Thank you! I've modified the plan then.

[] Plan: Caribou in Shining Armor
-[] Send out scouts (Batzeck) (1 Warrior)
-[] Attack Batzeck (Costs 1 Action, 4 Warriors)
-[] Help to prepare the Solstice Festival (Costs 1 Action)

Out of all the actions we can spend it on, preparing for the Solstice Festival is a time-limited action. We either do it now while we still have limited objectives and are relatively safe, or do it next turn when we might have more pressing matters to attend to depending on how things develop.

Raising our host's morale is important after the death of the Khan and the fracturing of the horde, especially since we'll likely see a lot of fighting soon. If we're lucky, maybe the gods will answer and give us guidance too.
 
We're both nominally on the same side, I doubt the people in Calaw would attack without provocation. Sure, the Khan's dead but we're both stuck in the middle of enemy territory, it's not really the time or place to play tribal games of cattle raiding.

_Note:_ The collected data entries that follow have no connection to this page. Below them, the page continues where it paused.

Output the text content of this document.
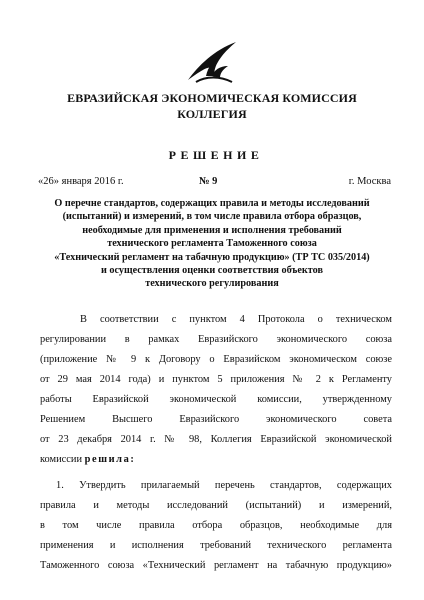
ЕВРАЗИЙСКАЯ ЭКОНОМИЧЕСКАЯ КОМИССИЯ
КОЛЛЕГИЯ
РЕШЕНИЕ
«26» января 2016 г.	№ 9	г. Москва
О перечне стандартов, содержащих правила и методы исследований
(испытаний) и измерений, в том числе правила отбора образцов,
необходимые для применения и исполнения требований
технического регламента Таможенного союза
«Технический регламент на табачную продукцию» (ТР ТС 035/2014)
и осуществления оценки соответствия объектов
технического регулирования
В соответствии с пунктом 4 Протокола о техническом
регулировании в рамках Евразийского экономического союза
(приложение № 9 к Договору о Евразийском экономическом союзе
от 29 мая 2014 года) и пунктом 5 приложения № 2 к Регламенту
работы Евразийской экономической комиссии, утвержденному
Решением Высшего Евразийского экономического совета
от 23 декабря 2014 г. № 98, Коллегия Евразийской экономической
комиссии решила:
1. Утвердить прилагаемый перечень стандартов, содержащих
правила и методы исследований (испытаний) и измерений,
в том числе правила отбора образцов, необходимые для
применения и исполнения требований технического регламента
Таможенного союза «Технический регламент на табачную продукцию»
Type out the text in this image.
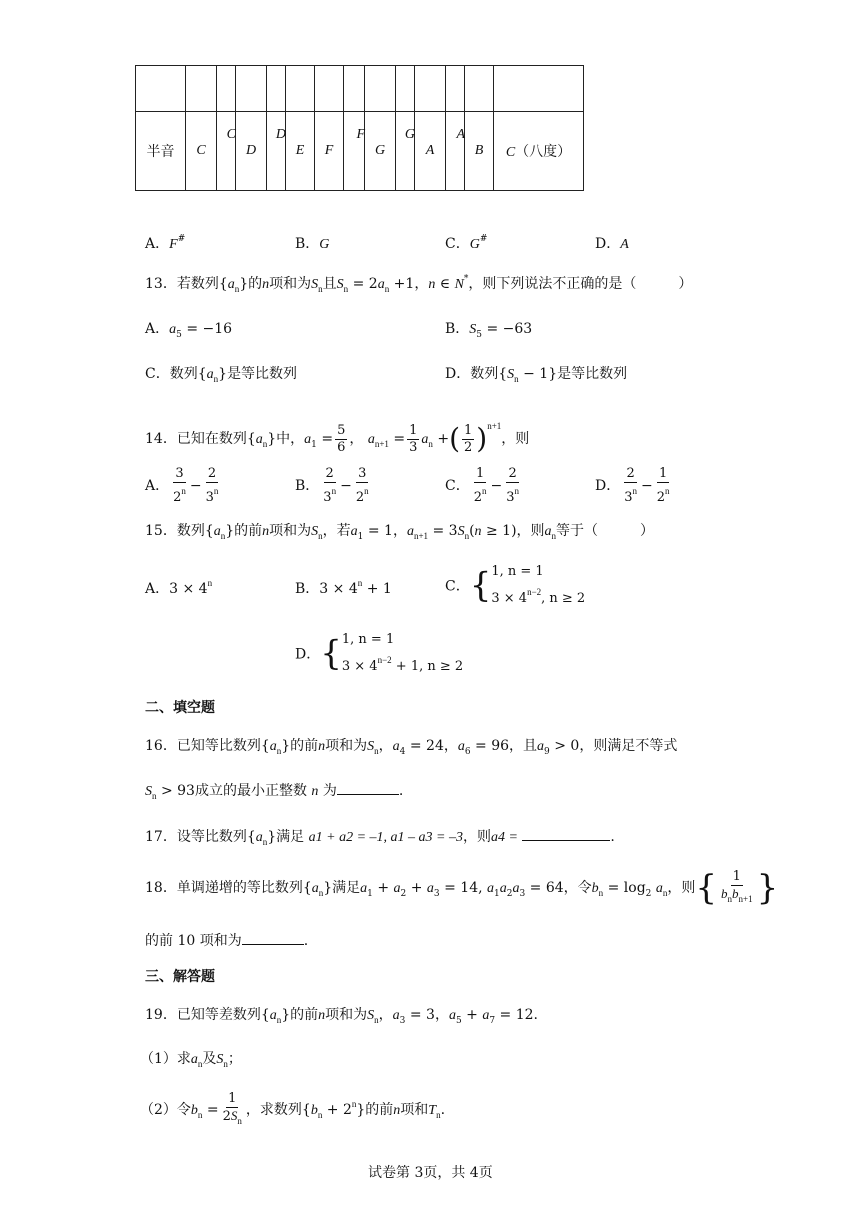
半音	C	C	D	D	E	F	F	G	G	A	A	B	C（八度）
A．F#	B．G	C．G#	D．A
13．若数列$\{a_n\}$的n项和为$S_n$且$S_n = 2a_n +1$，n ∈ N*，则下列说法不正确的是（　　　）
A．$a_5 = -16$	B．$S_5 = -63$
C．数列$\{a_n\}$是等比数列	D．数列$\{S_n - 1\}$是等比数列
14．已知在数列$\{a_n\}$中，$a_1 = \frac{5}{6}$ ， $a_{n+1} = \frac{1}{3} a_n$ +( $\frac{1}{2} )^{n+1}$，则
A． $\frac{3}{2^n} - \frac{2}{3^n}$	B． $\frac{2}{3^n} - \frac{3}{2^n}$	C． $\frac{1}{2^n} - \frac{2}{3^n}$	D． $\frac{2}{3^n} - \frac{1}{2^n}$
15．数列$\{a_n\}$的前n项和为$S_n$，若$a_1 = 1$，$a_{n+1} = 3S_n(n \ge 1)$，则$a_n$等于（　　　）
A．$3 \times 4^n$	B．$3 \times 4^n + 1$	C．{ 1, n = 1
$3 \times 4^{n-2}$, n ≥ 2
D．{ 1, n = 1
$3 \times 4^{n-2} + 1$, n ≥ 2
二、填空题
16．已知等比数列$\{a_n\}$的前n项和为$S_n$，$a_4 = 24$，$a_6 = 96$，且$a_9 > 0$，则满足不等式
$S_n > 93$成立的最小正整数 n 为	.
17．设等比数列$\{a_n\}$满足 a1 + a2 = –1, a1 – a3 = –3，则a4 =	.
18．单调递增的等比数列$\{a_n\}$满足$a_1 + a_2 + a_3 = 14$, $a_1a_2a_3 = 64$，令$b_n = \log_2 a_n$，则{ $\frac{1}{b_nb_{n+1}}$ }
的前 10 项和为	.
三、解答题
19．已知等差数列$\{a_n\}$的前n项和为$S_n$，$a_3 = 3$，$a_5 + a_7 = 12$.
（1）求$a_n$及$S_n$；
（2）令$b_n = \frac{1}{2S_n}$ ，求数列$\{b_n + 2^n\}$的前n项和$T_n$.
试卷第 3页，共 4页
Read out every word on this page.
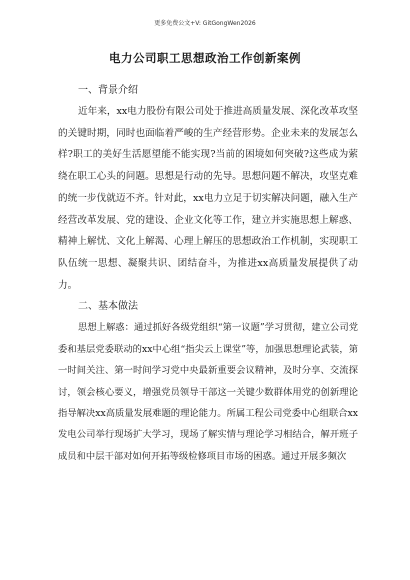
更多免费公文+V: GitGongWen2026
电力公司职工思想政治工作创新案例
一、背景介绍

近年来，xx电力股份有限公司处于推进高质量发展、深化改革攻坚的关键时期，同时也面临着严峻的生产经营形势。企业未来的发展怎么样?职工的美好生活愿望能不能实现?当前的困境如何突破?这些成为萦绕在职工心头的问题。思想是行动的先导。思想问题不解决，攻坚克难的统一步伐就迈不齐。针对此，xx电力立足于切实解决问题，融入生产经营改革发展、党的建设、企业文化等工作，建立并实施思想上解惑、精神上解忧、文化上解渴、心理上解压的思想政治工作机制，实现职工队伍统一思想、凝聚共识、团结奋斗，为推进xx高质量发展提供了动力。

二、基本做法

思想上解惑：通过抓好各级党组织“第一议题”学习贯彻，建立公司党委和基层党委联动的xx中心组“指尖云上课堂”等，加强思想理论武装，第一时间关注、第一时间学习党中央最新重要会议精神，及时分享、交流探讨，领会核心要义，增强党员领导干部这一关键少数群体用党的创新理论指导解决xx高质量发展难题的理论能力。所属工程公司党委中心组联合xx发电公司举行现场扩大学习，现场了解实情与理论学习相结合，解开班子成员和中层干部对如何开拓等级检修项目市场的困惑。通过开展多频次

Why shouldn't they attack? We don't know them and without warriors the camp is undefended, and in the end not much different from a village.

[X] Plan: Friend or foe
-[X] Set patrols. In the west towards Batzeck (1 warrior)
-[X] Send out scouts. Grauwitz and surrounding area (1 warrior)
-[X] Travel to Calaw (Costs 1 Action, 1 Warriors)
-[X] Help to prepare the Solstice Festival (Costs 1 Action)

The camp is defended by 2 warriors and we keep an eye on the west and talk to the people in Calaw. Our current target should be Grauwitz, so it makes sense to scout the area. Then next turn we can hopefully advance south with our new ally. In the worst case scenario, we know there is a threat and can take steps to either avoid danger or fight.